Ben lo sapeva la professoressa Mancini e, infatti, le sue occhiatacce eloquenti da “vajassa de’ Pallunnette” erano un: “Maronna d’ o Carmene, aiutale tu! Stu babbasone ca’ s’ è zettat’ o primm’ banc’!”
Capii immediatamente e mi girai di lato, verso Sandro, che sedeva una fila davanti alla mia e che aveva partecipato con successo al “Certamen Ciceronianum Arpinas”.
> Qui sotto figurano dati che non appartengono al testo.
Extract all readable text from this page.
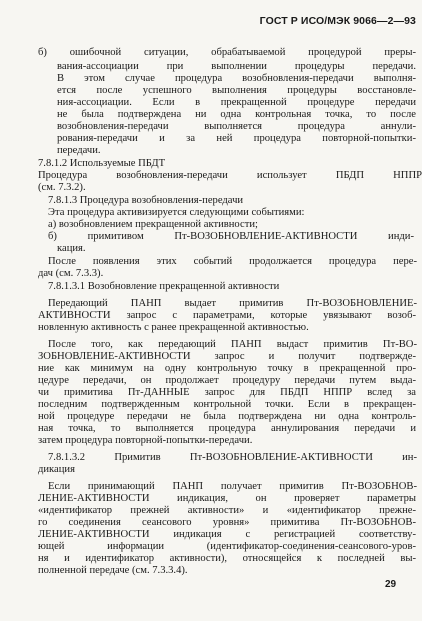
ГОСТ Р ИСО/МЭК 9066—2—93
б) ошибочной ситуации, обрабатываемой процедурой преры-
вания-ассоциации при выполнении процедуры передачи.
В этом случае процедура возобновления-передачи выполня-
ется после успешного выполнения процедуры восстановле-
ния-ассоциации. Если в прекращенной процедуре передачи
не была подтверждена ни одна контрольная точка, то после
возобновления-передачи выполняется процедура аннули-
рования-передачи и за ней процедура повторной-попытки-
передачи.
7.8.1.2 Используемые ПБДТ
Процедура возобновления-передачи использует ПБДП НППР
(см. 7.3.2).
7.8.1.3 Процедура возобновления-передачи
Эта процедура активизируется следующими событиями:
а) возобновлением прекращенной активности;
б) примитивом Пт-ВОЗОБНОВЛЕНИЕ-АКТИВНОСТИ инди-
кация.
После появления этих событий продолжается процедура пере-
дач (см. 7.3.3).
7.8.1.3.1 Возобновление прекращенной активности
Передающий ПАНП выдает примитив Пт-ВОЗОБНОВЛЕНИЕ-
АКТИВНОСТИ запрос с параметрами, которые увязывают возоб-
новленную активность с ранее прекращенной активностью.
После того, как передающий ПАНП выдаст примитив Пт-ВО-
ЗОБНОВЛЕНИЕ-АКТИВНОСТИ запрос и получит подтвержде-
ние как минимум на одну контрольную точку в прекращенной про-
цедуре передачи, он продолжает процедуру передачи путем выда-
чи примитива Пт-ДАННЫЕ запрос для ПБДП НППР вслед за
последним подтвержденным контрольной точки. Если в прекращен-
ной процедуре передачи не была подтверждена ни одна контроль-
ная точка, то выполняется процедура аннулирования передачи и
затем процедура повторной-попытки-передачи.
7.8.1.3.2 Примитив Пт-ВОЗОБНОВЛЕНИЕ-АКТИВНОСТИ ин-
дикация
Если принимающий ПАНП получает примитив Пт-ВОЗОБНОВ-
ЛЕНИЕ-АКТИВНОСТИ индикация, он проверяет параметры
«идентификатор прежней активности» и «идентификатор прежне-
го соединения сеансового уровня» примитива Пт-ВОЗОБНОВ-
ЛЕНИЕ-АКТИВНОСТИ индикация с регистрацией соответству-
ющей информации (идентификатор-соединения-сеансового-уров-
ня и идентификатор активности), относящейся к последней вы-
полненной передаче (см. 7.3.3.4).
29
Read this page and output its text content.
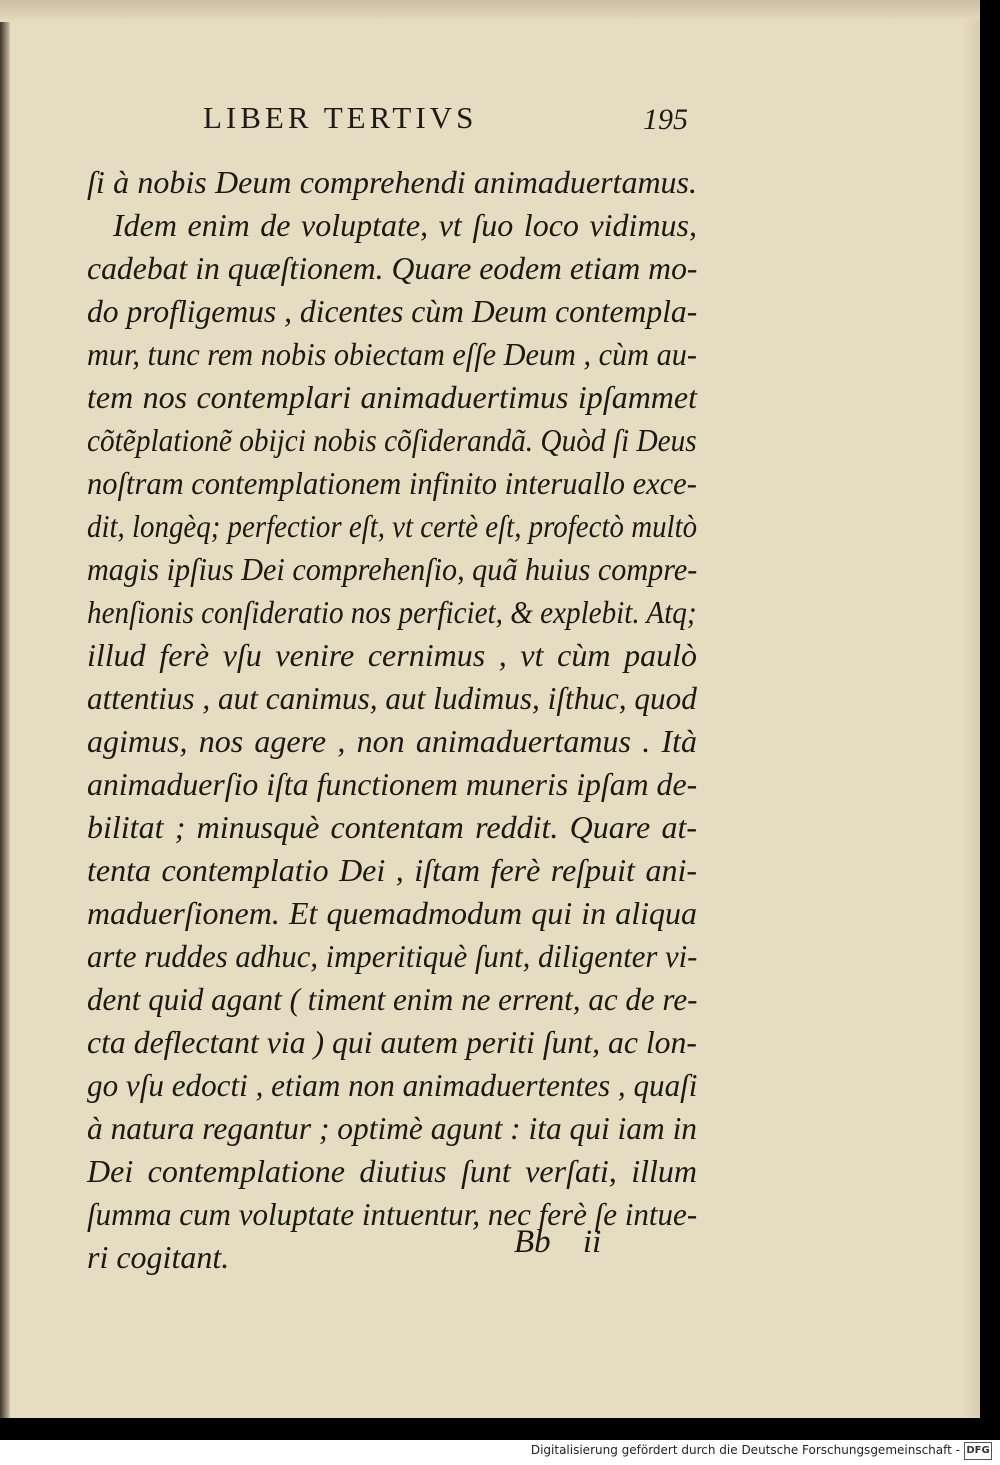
LIBER TERTIVS	195
ſi à nobis Deum comprehendi animaduertamus.
Idem enim de voluptate, vt ſuo loco vidimus,
cadebat in quæſtionem. Quare eodem etiam mo-
do profligemus , dicentes cùm Deum contempla-
mur, tunc rem nobis obiectam eſſe Deum , cùm au-
tem nos contemplari animaduertimus ipſammet
cõtẽplationẽ obijci nobis cõſiderandã. Quòd ſi Deus
noſtram contemplationem infinito interuallo exce-
dit, longèq; perfectior eſt, vt certè eſt, profectò multò
magis ipſius Dei comprehenſio, quã huius compre-
henſionis conſideratio nos perficiet, & explebit. Atq;
illud ferè vſu venire cernimus , vt cùm paulò
attentius , aut canimus, aut ludimus, iſthuc, quod
agimus, nos agere , non animaduertamus . Ità
animaduerſio iſta functionem muneris ipſam de-
bilitat ; minusquè contentam reddit. Quare at-
tenta contemplatio Dei , iſtam ferè reſpuit ani-
maduerſionem. Et quemadmodum qui in aliqua
arte ruddes adhuc, imperitiquè ſunt, diligenter vi-
dent quid agant ( timent enim ne errent, ac de re-
cta deflectant via ) qui autem periti ſunt, ac lon-
go vſu edocti , etiam non animaduertentes , quaſi
à natura regantur ; optimè agunt : ita qui iam in
Dei contemplatione diutius ſunt verſati, illum
ſumma cum voluptate intuentur, nec ferè ſe intue-
ri cogitant.	Bb ii
Digitalisierung gefördert durch die Deutsche Forschungsgemeinschaft - DFG
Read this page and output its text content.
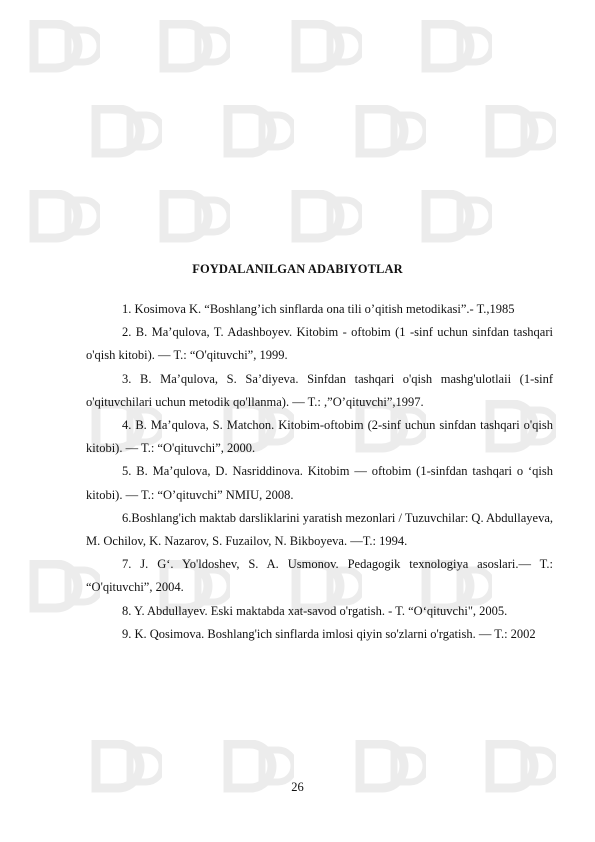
FOYDALANILGAN ADABIYOTLAR

1. Kosimova K. “Boshlang’ich sinflarda ona tili o’qitish metodikasi”.- T.,1985

2. B. Ma’qulova, T. Adashboyev. Kitobim - oftobim (1 -sinf uchun sinfdan tashqari o'qish kitobi). — T.: “O'qituvchi”, 1999.

3. B. Ma’qulova, S. Sa’diyeva. Sinfdan tashqari o'qish mashg'ulotlaii (1-sinf o'qituvchilari uchun metodik qo'llanma). — T.: ,”O’qituvchi”,1997.

4. B. Ma’qulova, S. Matchon. Kitobim-oftobim (2-sinf uchun sinfdan tashqari o'qish kitobi). — T.: “O'qituvchi”, 2000.

5. B. Ma’qulova, D. Nasriddinova. Kitobim — oftobim (1-sinfdan tashqari o ‘qish kitobi). — T.: “O’qituvchi” NMIU, 2008.

6.Boshlang'ich maktab darsliklarini yaratish mezonlari / Tuzuvchilar: Q. Abdullayeva, M. Ochilov, K. Nazarov, S. Fuzailov, N. Bikboyeva. —T.: 1994.

7. J. G‘. Yo'ldoshev, S. A. Usmonov. Pedagogik texnologiya asoslari.— T.: “O'qituvchi”, 2004.

8. Y. Abdullayev. Eski maktabda xat-savod o'rgatish. - T. “O‘qituvchi", 2005.

9. K. Qosimova. Boshlang'ich sinflarda imlosi qiyin so'zlarni o'rgatish. — T.: 2002

26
Sandro si girò verso Antonio, Antonio verso Anna: dovevamo fare corpo, formare la “social catena”, dare fondo alle nostre abilità banditesche, alla nostra scaltrezza di pirati del compito in classe, al nostro coraggio di guerriglieri del “passaggio segreto”, senza esserci addestrati: come avremmo fatto senza la possibilità di fogli non vidimati, così sparpagliati, senza modo di alzarci per due ore, ad aiutare quell’ incauto cacciatore di farfalle?
Lanciavo verso Antonino segnali di rassicurazione e d’ intesa anche per tenere desta la sua attenzione a “ricevere il pallone” dal momento che la sua tempra di trasognato giocatore, rischiava di manifestarsi in modo clamoroso in quel periglioso frangente e, allo stesso tempo, cercavo la conferma della complicità con il centrocampo e le retrovie evitando di scoprirmi.
La mia controllata concitazione non sfuggì ad uno dei membri di commissione che mi ammonì: “Signorina, non si agiti e la smetta di disturbare i compagni!”.
Ero, come si dice, nell’ occhio del ciclone,   bruciata, da quel momento in poi inservibile all’ economia dell’ azione e dovevo battere in rititirata. Incrociai l’ ultimo supplichevole sguardo di Antonino e mi rificcai con il naso tra le pagine del Castiglioni Mariotti con la serenità di un boia alla sua prima esecuzione.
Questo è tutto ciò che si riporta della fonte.